A day after again declining to apologize for her use of a private email system while she was secretary of state, Hillary Rodham Clinton told an interviewer on Tuesday that the arrangement was a mistake and that she is “sorry” for it.

“That was a mistake. I’m sorry about that. I take responsibility,” Clinton said in an interview with ABC News.

The statement was the furthest Clinton has gone in showing remorse for the arrangement, which mingled her work and personal communications and kept them outside the regular State Department email system. The FBI is investigating whether the system, maintained on a privately owned computer server at Clinton’s New York home, jeopardized classified information.

In interviews on Friday with NBC and on Monday with the Associated Press, Clinton had declined to apologize, even as she said the arrangement was a poor choice that she regrets. She told NBC interviewer Andrea Mitchell that she is sorry the issue is confusing for people, but insisted that she had done nothing wrong.

She would not apologize, she told the AP, because “what I did was allowed.”

Republican critics had begun to use the question of an apology against her, undermining the campaign’s plan to address the complex email issue more directly and with greater humility. Questions about the private system have contributed to Clinton’s slide in the polls, with more people saying they do not trust her.
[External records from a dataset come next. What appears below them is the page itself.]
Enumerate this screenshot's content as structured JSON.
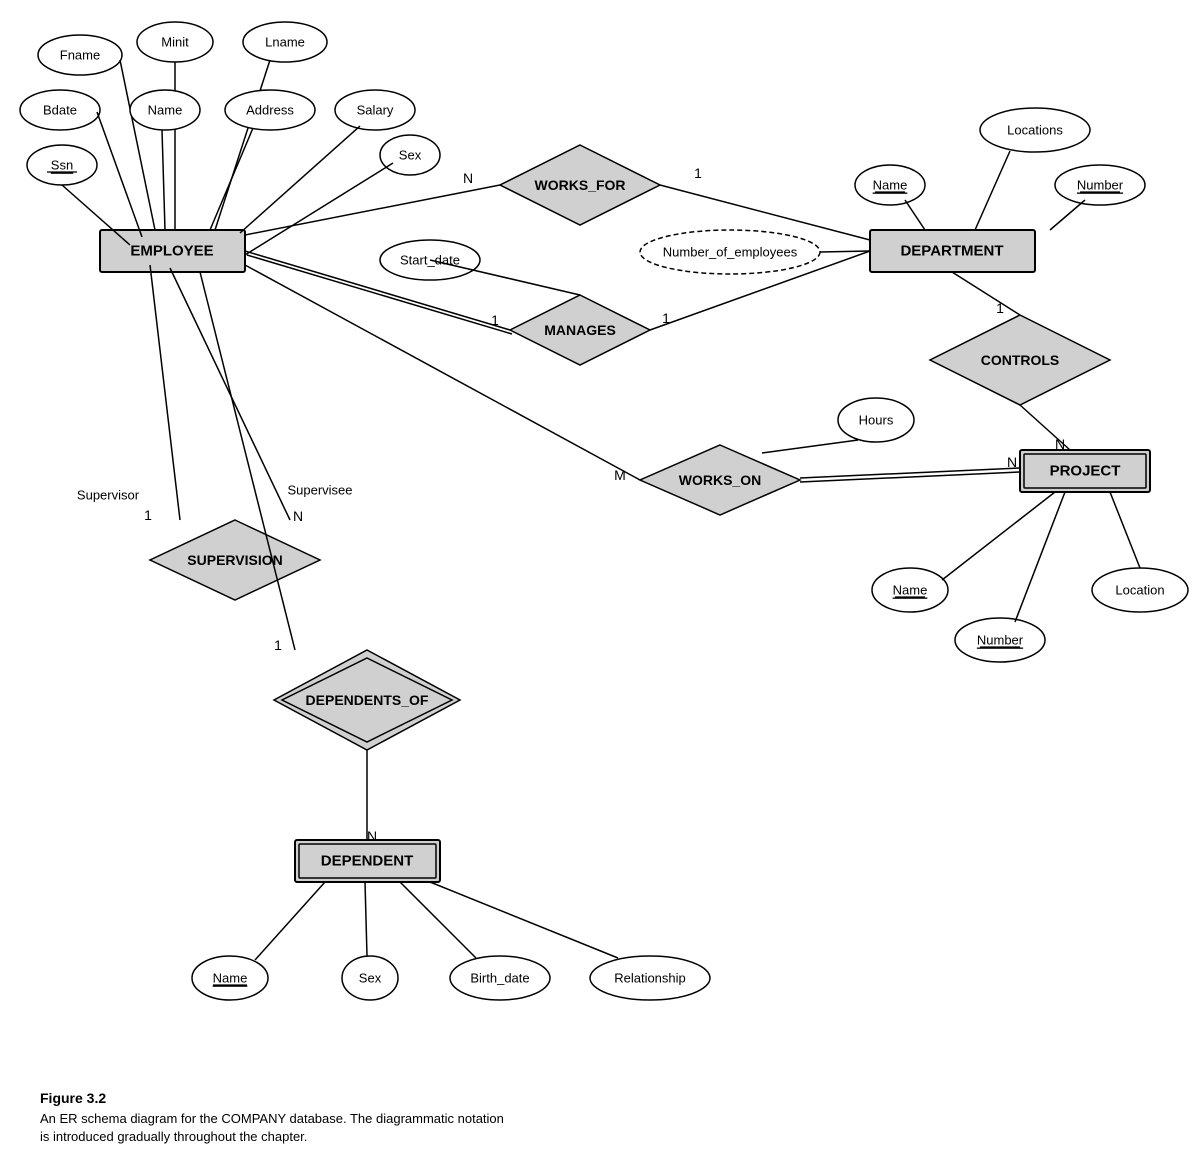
{
  "caption": {
    "title": "Figure 3.2",
    "line1": "An ER schema diagram for the COMPANY database. The diagrammatic notation",
    "line2": "is introduced gradually throughout the chapter."
  },
  "entities": {
    "employee": "EMPLOYEE",
    "department": "DEPARTMENT",
    "project": "PROJECT",
    "dependent": "DEPENDENT"
  },
  "relationships": {
    "works_for": "WORKS_FOR",
    "manages": "MANAGES",
    "works_on": "WORKS_ON",
    "controls": "CONTROLS",
    "supervision": "SUPERVISION",
    "dependents_of": "DEPENDENTS_OF"
  },
  "attributes": {
    "fname": "Fname",
    "minit": "Minit",
    "lname": "Lname",
    "bdate": "Bdate",
    "name_emp": "Name",
    "address": "Address",
    "salary": "Salary",
    "ssn": "Ssn",
    "sex_emp": "Sex",
    "start_date": "Start_date",
    "number_of_employees": "Number_of_employees",
    "locations": "Locations",
    "dept_name": "Name",
    "dept_number": "Number",
    "hours": "Hours",
    "proj_name": "Name",
    "proj_number": "Number",
    "location": "Location",
    "dep_name": "Name",
    "dep_sex": "Sex",
    "birth_date": "Birth_date",
    "relationship": "Relationship"
  },
  "cardinalities": {
    "n1": "N",
    "n2": "1",
    "n3": "1",
    "n4": "1",
    "m": "M",
    "n5": "N",
    "n6": "1",
    "n7": "N",
    "n8": "1",
    "n9": "N",
    "n10": "N"
  }
}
A Washington Post/ABC News poll this month found that 53 percent of Americans now see Clinton unfavorably. That rating rose by 8 percentage points since earlier in the summer, tipping the balance to a majority of Americans now seeing her in an unfavorable light.

Clinton turned over copies of roughly 30,000 emails at the State Department’s request late last year, nearly two years after she left office. At the same time she directed that a slightly larger number of emails stored on the server be destroyed because she deemed them personal and not part of her government business. Initially she refused to turn over the server, but did so in August.

Clinton told ABC that she did not send or receive classified material on the account and said she is “trying to be as transparent as I possibly can.”

Portions of the ABC interview were set to air on the Tuesday evening newscast, and later on Nightline.